Abstract

The concept of ‘cross’ is polysemantic. It is one of the three fundamental world emblems, a sacred Christian symbol in the religious, cultural-historical and linguistic continuum of the Slavic peoples. Therefore, it motivates the emergence of many various stable word combinations. The article discusses mostly real (full) phrasemеs and partly nonreal (non-full) phraseological units with component ‘cross’ (which forms 17 microsemantic cores with the first lexeme ‘a symbol of Christianity; a written mark, formed by two lines going across each other’ and 7 microsemantic cores with the Bulgarian homonym ‘krаst’ meaning lower back ‘the lower part of the back’), excerpted from Bulgarian and Russian phraseological dictionaries and media texts. A comparison is made between the phrases in both languages, highlighting the common Slavic uses and differences, the specific expressions (direct, metaphorical and metonymic use of ‘cross’), which are the linguistic picture of each ethnic phenotype.
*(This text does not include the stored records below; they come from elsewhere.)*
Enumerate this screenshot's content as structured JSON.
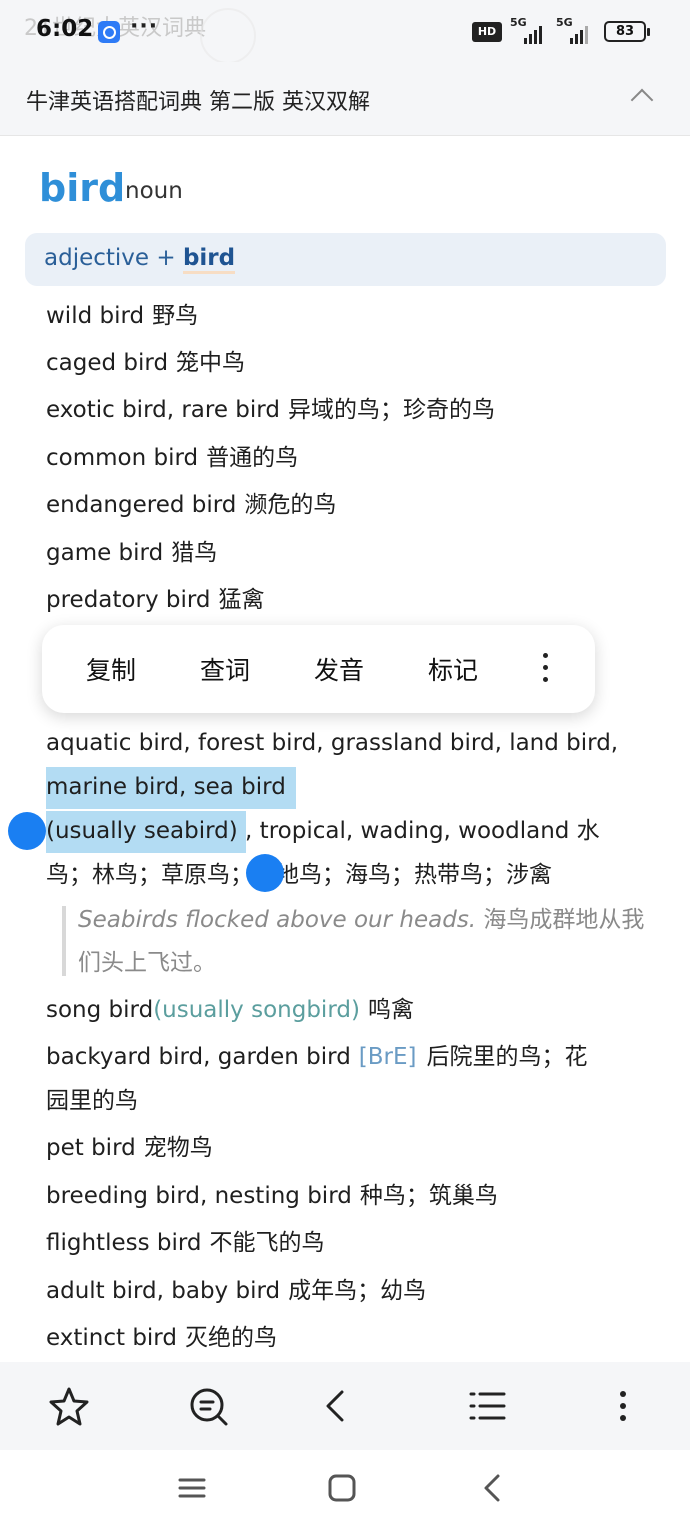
{
  "status_bar": {
    "ghost_text": "21世纪大英汉词典",
    "time": "6:02",
    "dots": "···",
    "hd_label": "HD",
    "network_1": "5G",
    "network_2": "5G",
    "battery": "83"
  },
  "title_bar": {
    "title": "牛津英语搭配词典 第二版 英汉双解"
  },
  "entry": {
    "headword": "bird",
    "pos": "noun"
  },
  "section": {
    "prefix": "adjective + ",
    "keyword": "bird"
  },
  "collocations_top": [
    {
      "en": "wild bird",
      "cn": "野鸟"
    },
    {
      "en": "caged bird",
      "cn": "笼中鸟"
    },
    {
      "en": "exotic bird, rare bird",
      "cn": "异域的鸟；珍奇的鸟"
    },
    {
      "en": "common bird",
      "cn": "普通的鸟"
    },
    {
      "en": "endangered bird",
      "cn": "濒危的鸟"
    },
    {
      "en": "game bird",
      "cn": "猎鸟"
    },
    {
      "en": "predatory bird",
      "cn": "猛禽"
    }
  ],
  "context_menu": {
    "copy": "复制",
    "lookup": "查词",
    "pronounce": "发音",
    "mark": "标记"
  },
  "selected_entry": {
    "line1": "aquatic bird, forest bird, grassland bird, land bird,",
    "line2": "marine bird, sea bird",
    "line3_sel": "(usually seabird)",
    "line3_rest": " , tropical, wading, woodland 水",
    "line4": "鸟；林鸟；草原鸟；陆地鸟；海鸟；热带鸟；涉禽"
  },
  "example": {
    "en": "Seabirds flocked above our heads.",
    "cn": " 海鸟成群地从我们头上飞过。"
  },
  "collocations_bottom": [
    {
      "en": "song bird",
      "variant": "(usually songbird)",
      "cn": "鸣禽"
    },
    {
      "en": "backyard bird, garden bird",
      "tag": "[BrE]",
      "cn": "后院里的鸟；花"
    },
    {
      "cont": "园里的鸟"
    },
    {
      "en": "pet bird",
      "cn": "宠物鸟"
    },
    {
      "en": "breeding bird, nesting bird",
      "cn": "种鸟；筑巢鸟"
    },
    {
      "en": "flightless bird",
      "cn": "不能飞的鸟"
    },
    {
      "en": "adult bird, baby bird",
      "cn": "成年鸟；幼鸟"
    },
    {
      "en": "extinct bird",
      "cn": "灭绝的鸟"
    }
  ],
  "toolbar_icons": [
    "star-icon",
    "search-chat-icon",
    "back-icon",
    "list-icon",
    "more-icon"
  ],
  "colors": {
    "headword": "#2f8fd8",
    "selection": "#b3dcf3",
    "handle": "#1a7ff2",
    "variant": "#5b9e9e"
  }
}
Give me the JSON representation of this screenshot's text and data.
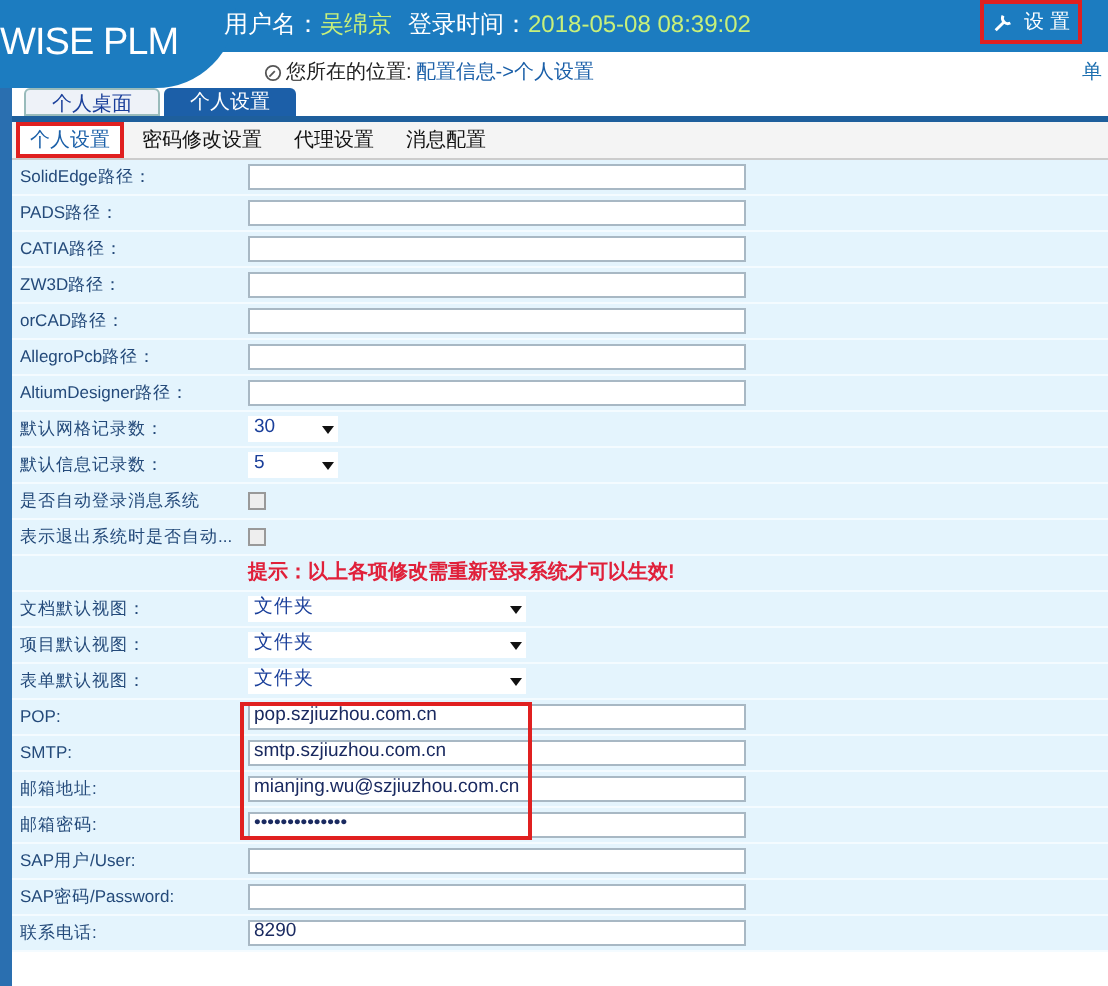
{
  "logo": "WISE PLM",
  "header": {
    "user_label": "用户名：",
    "user": "吴绵京",
    "login_label": "登录时间：",
    "login_time": "2018-05-08 08:39:02",
    "settings": {
      "label": "设 置",
      "highlighted": true
    },
    "cut_link": "单"
  },
  "breadcrumb": {
    "label": "您所在的位置:",
    "path": "配置信息->个人设置"
  },
  "tabs": [
    {
      "label": "个人桌面",
      "selected": false
    },
    {
      "label": "个人设置",
      "selected": true
    }
  ],
  "subtabs": [
    {
      "label": "个人设置",
      "selected": true,
      "highlighted": true
    },
    {
      "label": "密码修改设置",
      "selected": false,
      "highlighted": false
    },
    {
      "label": "代理设置",
      "selected": false,
      "highlighted": false
    },
    {
      "label": "消息配置",
      "selected": false,
      "highlighted": false
    }
  ],
  "rows": [
    {
      "kind": "text",
      "label": "SolidEdge路径：",
      "value": ""
    },
    {
      "kind": "text",
      "label": "PADS路径：",
      "value": ""
    },
    {
      "kind": "text",
      "label": "CATIA路径：",
      "value": ""
    },
    {
      "kind": "text",
      "label": "ZW3D路径：",
      "value": ""
    },
    {
      "kind": "text",
      "label": "orCAD路径：",
      "value": ""
    },
    {
      "kind": "text",
      "label": "AllegroPcb路径：",
      "value": ""
    },
    {
      "kind": "text",
      "label": "AltiumDesigner路径：",
      "value": ""
    },
    {
      "kind": "select",
      "label": "默认网格记录数：",
      "value": "30",
      "wide": false
    },
    {
      "kind": "select",
      "label": "默认信息记录数：",
      "value": "5",
      "wide": false
    },
    {
      "kind": "checkbox",
      "label": "是否自动登录消息系统",
      "checked": false
    },
    {
      "kind": "checkbox",
      "label": "表示退出系统时是否自动...",
      "checked": false
    },
    {
      "kind": "notice",
      "label": "提示：以上各项修改需重新登录系统才可以生效!"
    },
    {
      "kind": "select",
      "label": "文档默认视图：",
      "value": "文件夹",
      "wide": true
    },
    {
      "kind": "select",
      "label": "项目默认视图：",
      "value": "文件夹",
      "wide": true
    },
    {
      "kind": "select",
      "label": "表单默认视图：",
      "value": "文件夹",
      "wide": true
    },
    {
      "kind": "text",
      "label": "POP:",
      "value": "pop.szjiuzhou.com.cn",
      "highlighted": true
    },
    {
      "kind": "text",
      "label": "SMTP:",
      "value": "smtp.szjiuzhou.com.cn",
      "highlighted": true
    },
    {
      "kind": "text",
      "label": "邮箱地址:",
      "value": "mianjing.wu@szjiuzhou.com.cn",
      "highlighted": true
    },
    {
      "kind": "text",
      "label": "邮箱密码:",
      "value": "••••••••••••••",
      "highlighted": true
    },
    {
      "kind": "text",
      "label": "SAP用户/User:",
      "value": ""
    },
    {
      "kind": "text",
      "label": "SAP密码/Password:",
      "value": ""
    },
    {
      "kind": "text",
      "label": "联系电话:",
      "value": "8290"
    }
  ]
}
Phraseologisms are analyzed and categorized on several grounds: degree of desemantization of the constituent components – phraseological combinations, phraseological units, phraseological adhesions (fusions); grammatical structure (mono-element: only S; bi-element: only V + S, A + S, A + Adv; three-element: V+ A+ S, V + S + Pron, S + pr + S, S+ Adv + S , S + pr + Pron; poly-element: V+ S+ pr+ Pron, V+ Pron+ pr+ S, pr+ Pron+ V+ S, etc.).